The history of corruption probes in Arkansas isn't promising. A stonewall of events at remote Mena airport went on for more than a decade. Recently, Rep. Jim Leach forced a concession from the Central Intelligence Agency that it had been active at the airfield, though it denies any association with illegal activities. This only adds to the mystery of what was going on at that remote airfield.

Kevin Ives's mother, Linda Ives, has waged a decade-long battle for the truth in the train deaths and believes Mr. Harmon, Mena and senior Arkansas officials played some role in events connected to her son's murder. In a statement issued on her web site [, as of February 2004 disappeared], Mrs.
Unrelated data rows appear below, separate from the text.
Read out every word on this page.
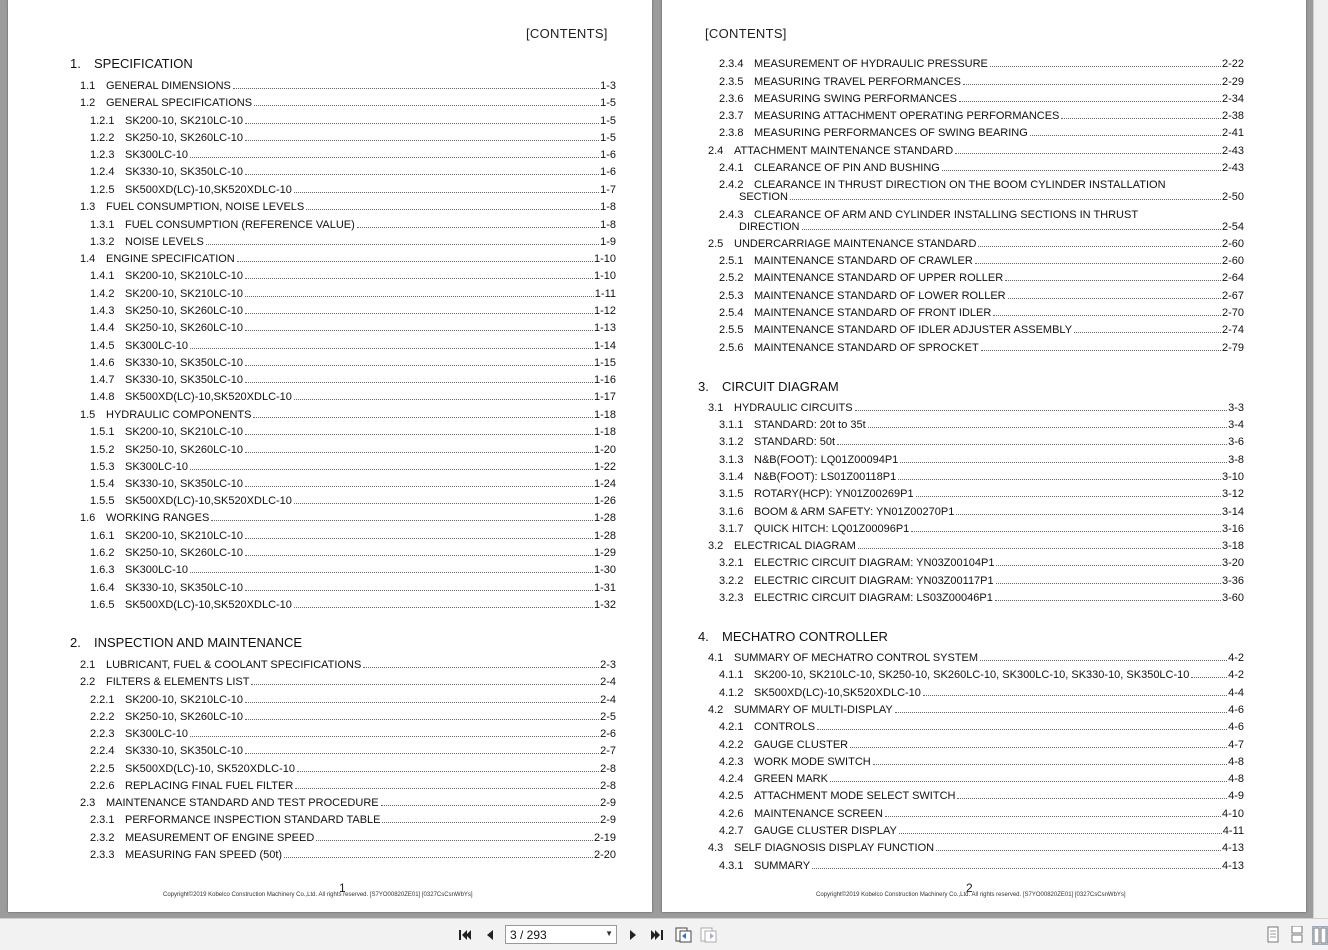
[CONTENTS]
1. SPECIFICATION
2. INSPECTION AND MAINTENANCE
1.1 GENERAL DIMENSIONS	1-3
1.2 GENERAL SPECIFICATIONS	1-5
1.2.1 SK200-10, SK210LC-10	1-5
1.2.2 SK250-10, SK260LC-10	1-5
1.2.3 SK300LC-10	1-6
1.2.4 SK330-10, SK350LC-10	1-6
1.2.5 SK500XD(LC)-10,SK520XDLC-10	1-7
1.3 FUEL CONSUMPTION, NOISE LEVELS	1-8
1.3.1 FUEL CONSUMPTION (REFERENCE VALUE)	1-8
1.3.2 NOISE LEVELS	1-9
1.4 ENGINE SPECIFICATION	1-10
1.4.1 SK200-10, SK210LC-10	1-10
1.4.2 SK200-10, SK210LC-10	1-11
1.4.3 SK250-10, SK260LC-10	1-12
1.4.4 SK250-10, SK260LC-10	1-13
1.4.5 SK300LC-10	1-14
1.4.6 SK330-10, SK350LC-10	1-15
1.4.7 SK330-10, SK350LC-10	1-16
1.4.8 SK500XD(LC)-10,SK520XDLC-10	1-17
1.5 HYDRAULIC COMPONENTS	1-18
1.5.1 SK200-10, SK210LC-10	1-18
1.5.2 SK250-10, SK260LC-10	1-20
1.5.3 SK300LC-10	1-22
1.5.4 SK330-10, SK350LC-10	1-24
1.5.5 SK500XD(LC)-10,SK520XDLC-10	1-26
1.6 WORKING RANGES	1-28
1.6.1 SK200-10, SK210LC-10	1-28
1.6.2 SK250-10, SK260LC-10	1-29
1.6.3 SK300LC-10	1-30
1.6.4 SK330-10, SK350LC-10	1-31
1.6.5 SK500XD(LC)-10,SK520XDLC-10	1-32
2.1 LUBRICANT, FUEL & COOLANT SPECIFICATIONS	2-3
2.2 FILTERS & ELEMENTS LIST	2-4
2.2.1 SK200-10, SK210LC-10	2-4
2.2.2 SK250-10, SK260LC-10	2-5
2.2.3 SK300LC-10	2-6
2.2.4 SK330-10, SK350LC-10	2-7
2.2.5 SK500XD(LC)-10, SK520XDLC-10	2-8
2.2.6 REPLACING FINAL FUEL FILTER	2-8
2.3 MAINTENANCE STANDARD AND TEST PROCEDURE	2-9
2.3.1 PERFORMANCE INSPECTION STANDARD TABLE	2-9
2.3.2 MEASUREMENT OF ENGINE SPEED	2-19
2.3.3 MEASURING FAN SPEED (50t)	2-20
1
Copyright©2019 Kobelco Construction Machinery Co.,Ltd. All rights reserved. [S7YO00820ZE01] [0327CsCsnWbYs]
[CONTENTS]
3. CIRCUIT DIAGRAM
4. MECHATRO CONTROLLER
2.3.4 MEASUREMENT OF HYDRAULIC PRESSURE	2-22
2.3.5 MEASURING TRAVEL PERFORMANCES	2-29
2.3.6 MEASURING SWING PERFORMANCES	2-34
2.3.7 MEASURING ATTACHMENT OPERATING PERFORMANCES	2-38
2.3.8 MEASURING PERFORMANCES OF SWING BEARING	2-41
2.4 ATTACHMENT MAINTENANCE STANDARD	2-43
2.4.1 CLEARANCE OF PIN AND BUSHING	2-43
2.4.2 CLEARANCE IN THRUST DIRECTION ON THE BOOM CYLINDER INSTALLATION
SECTION	2-50
2.4.3 CLEARANCE OF ARM AND CYLINDER INSTALLING SECTIONS IN THRUST
DIRECTION	2-54
2.5 UNDERCARRIAGE MAINTENANCE STANDARD	2-60
2.5.1 MAINTENANCE STANDARD OF CRAWLER	2-60
2.5.2 MAINTENANCE STANDARD OF UPPER ROLLER	2-64
2.5.3 MAINTENANCE STANDARD OF LOWER ROLLER	2-67
2.5.4 MAINTENANCE STANDARD OF FRONT IDLER	2-70
2.5.5 MAINTENANCE STANDARD OF IDLER ADJUSTER ASSEMBLY	2-74
2.5.6 MAINTENANCE STANDARD OF SPROCKET	2-79
3.1 HYDRAULIC CIRCUITS	3-3
3.1.1 STANDARD: 20t to 35t	3-4
3.1.2 STANDARD: 50t	3-6
3.1.3 N&B(FOOT): LQ01Z00094P1	3-8
3.1.4 N&B(FOOT): LS01Z00118P1	3-10
3.1.5 ROTARY(HCP): YN01Z00269P1	3-12
3.1.6 BOOM & ARM SAFETY: YN01Z00270P1	3-14
3.1.7 QUICK HITCH: LQ01Z00096P1	3-16
3.2 ELECTRICAL DIAGRAM	3-18
3.2.1 ELECTRIC CIRCUIT DIAGRAM: YN03Z00104P1	3-20
3.2.2 ELECTRIC CIRCUIT DIAGRAM: YN03Z00117P1	3-36
3.2.3 ELECTRIC CIRCUIT DIAGRAM: LS03Z00046P1	3-60
4.1 SUMMARY OF MECHATRO CONTROL SYSTEM	4-2
4.1.1 SK200-10, SK210LC-10, SK250-10, SK260LC-10, SK300LC-10, SK330-10, SK350LC-10	4-2
4.1.2 SK500XD(LC)-10,SK520XDLC-10	4-4
4.2 SUMMARY OF MULTI-DISPLAY	4-6
4.2.1 CONTROLS	4-6
4.2.2 GAUGE CLUSTER	4-7
4.2.3 WORK MODE SWITCH	4-8
4.2.4 GREEN MARK	4-8
4.2.5 ATTACHMENT MODE SELECT SWITCH	4-9
4.2.6 MAINTENANCE SCREEN	4-10
4.2.7 GAUGE CLUSTER DISPLAY	4-11
4.3 SELF DIAGNOSIS DISPLAY FUNCTION	4-13
4.3.1 SUMMARY	4-13
2
Copyright©2019 Kobelco Construction Machinery Co.,Ltd. All rights reserved. [S7YO00820ZE01] [0327CsCsnWbYs]
3 / 293	▼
Ives called the Harmon conviction a "bittersweet" victory and vowed to press on with a civil lawsuit as the only way to get the train deaths in court.

For years, Mrs. Ives has been the only one complaining about Mr. Harmon. With Mr. Harmon convicted by a jury and soon to be incarcerated, new witnesses might come forward. Or Mr. Harmon's associates — several of whom are slated to go on trial in January — might decide to talk in exchange for leniency, as might Mr. Harmon himself.

After years of struggle, there's a lot of bad blood between the Ives camp, the Arkansas media and the controlling legal authorities. But the fact remains that Assistant U.S. Attorney Dan Stripling working with FBI agents under the direction of I.C. Smith put together a case and put Dan Harmon in jail. The evidence suggests that if they can get a case into court, the courage of Arkansas judges and juries will give them a fair shot at justice.